日焼けの見当たらない白い肌が、直通の視界の全てだった。
この白い肌の下に有る物はなにか。
普通の人なら知らぬそれを、直通は知っている。
いや、教えられた。
危険だと思った。
周りを見渡す。
刃物が無いのを確認しているのか、刃物を探しているのか、直通自身が理解できないまま。

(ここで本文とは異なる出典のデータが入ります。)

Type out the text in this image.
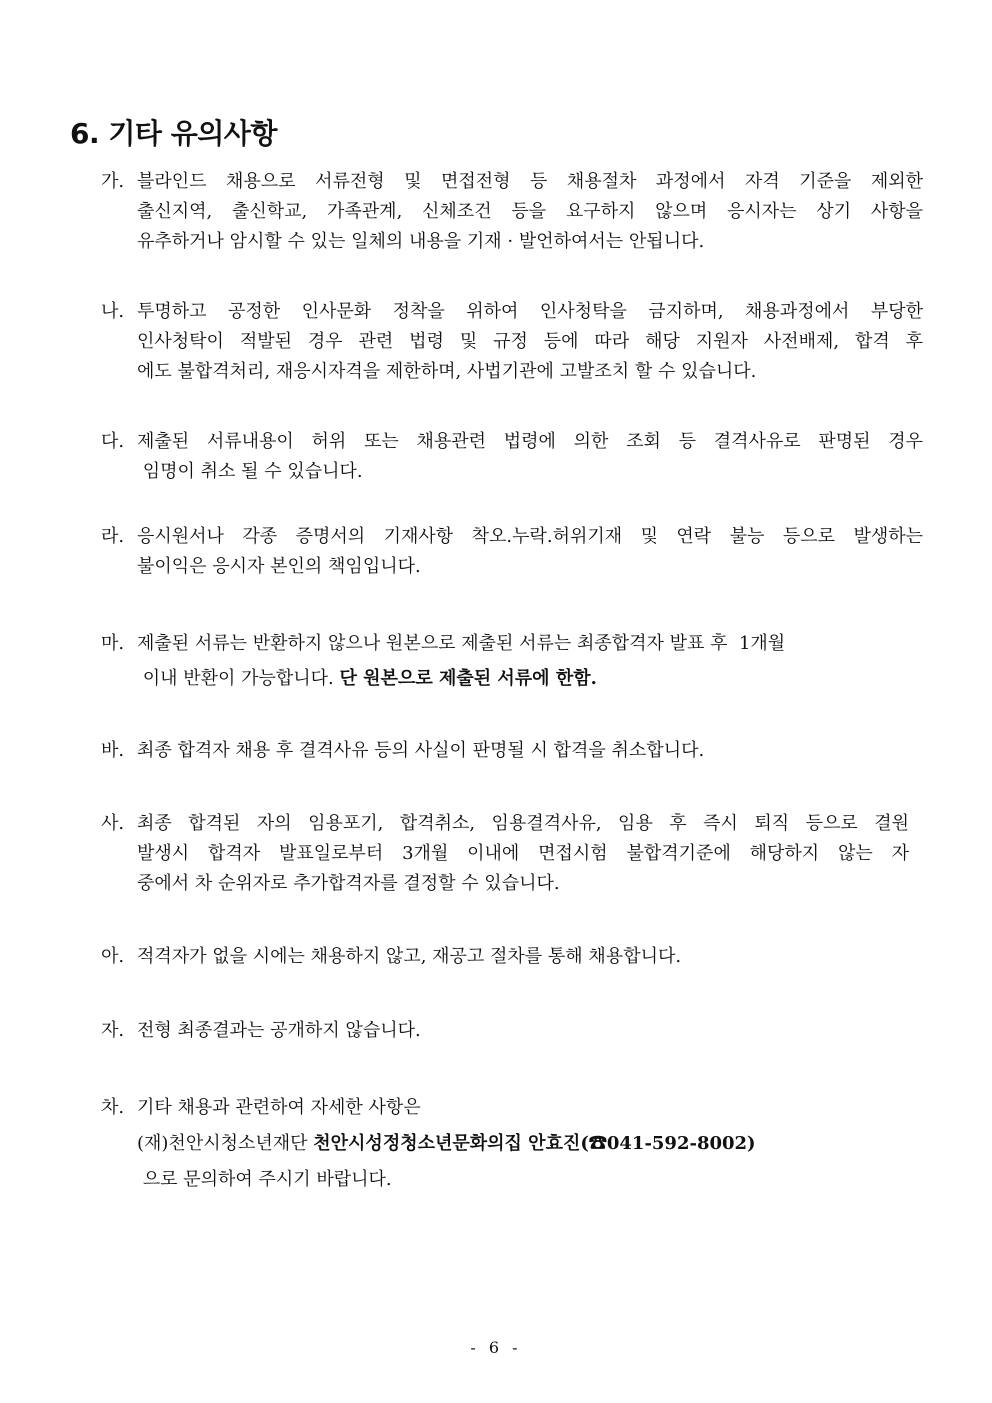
6. 기타 유의사항
가. 블라인드 채용으로 서류전형 및 면접전형 등 채용절차 과정에서 자격 기준을 제외한
출신지역, 출신학교, 가족관계, 신체조건 등을 요구하지 않으며 응시자는 상기 사항을
유추하거나 암시할 수 있는 일체의 내용을 기재 · 발언하여서는 안됩니다.
나. 투명하고 공정한 인사문화 정착을 위하여 인사청탁을 금지하며, 채용과정에서 부당한
인사청탁이 적발된 경우 관련 법령 및 규정 등에 따라 해당 지원자 사전배제, 합격 후
에도 불합격처리, 재응시자격을 제한하며, 사법기관에 고발조치 할 수 있습니다.
다. 제출된 서류내용이 허위 또는 채용관련 법령에 의한 조회 등 결격사유로 판명된 경우
임명이 취소 될 수 있습니다.
라. 응시원서나 각종 증명서의 기재사항 착오.누락.허위기재 및 연락 불능 등으로 발생하는
불이익은 응시자 본인의 책임입니다.
마. 제출된 서류는 반환하지 않으나 원본으로 제출된 서류는 최종합격자 발표 후  1개월
이내 반환이 가능합니다. 단 원본으로 제출된 서류에 한함.
바. 최종 합격자 채용 후 결격사유 등의 사실이 판명될 시 합격을 취소합니다.
사. 최종 합격된 자의 임용포기, 합격취소, 임용결격사유, 임용 후 즉시 퇴직 등으로 결원
발생시 합격자 발표일로부터 3개월 이내에 면접시험 불합격기준에 해당하지 않는 자
중에서 차 순위자로 추가합격자를 결정할 수 있습니다.
아. 적격자가 없을 시에는 채용하지 않고, 재공고 절차를 통해 채용합니다.
자. 전형 최종결과는 공개하지 않습니다.
차. 기타 채용과 관련하여 자세한 사항은
(재)천안시청소년재단 천안시성정청소년문화의집 안효진(☎041-592-8002)
으로 문의하여 주시기 바랍니다.
- 6 -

体が震え出し、歯の根が、ガチガチと音を立てる。もう我慢できない。と、理性が悲鳴を上げた。
このままでは直通が直通ではなくなる。と。
立ち上がると、部屋を飛び出した。
無防備に眠る洋史を残して。襖を開け放したまま。
暗い隣の部屋にも、同じ藍染めの蚊帳と、白い布団が用意されていた。
直通は布団に潜り込む。
暗闇に浮かぶのは、赤い、赤い血。
瞼の裏に曼珠沙華のように花開いては消えていく。
最初のコメントを投稿しよう!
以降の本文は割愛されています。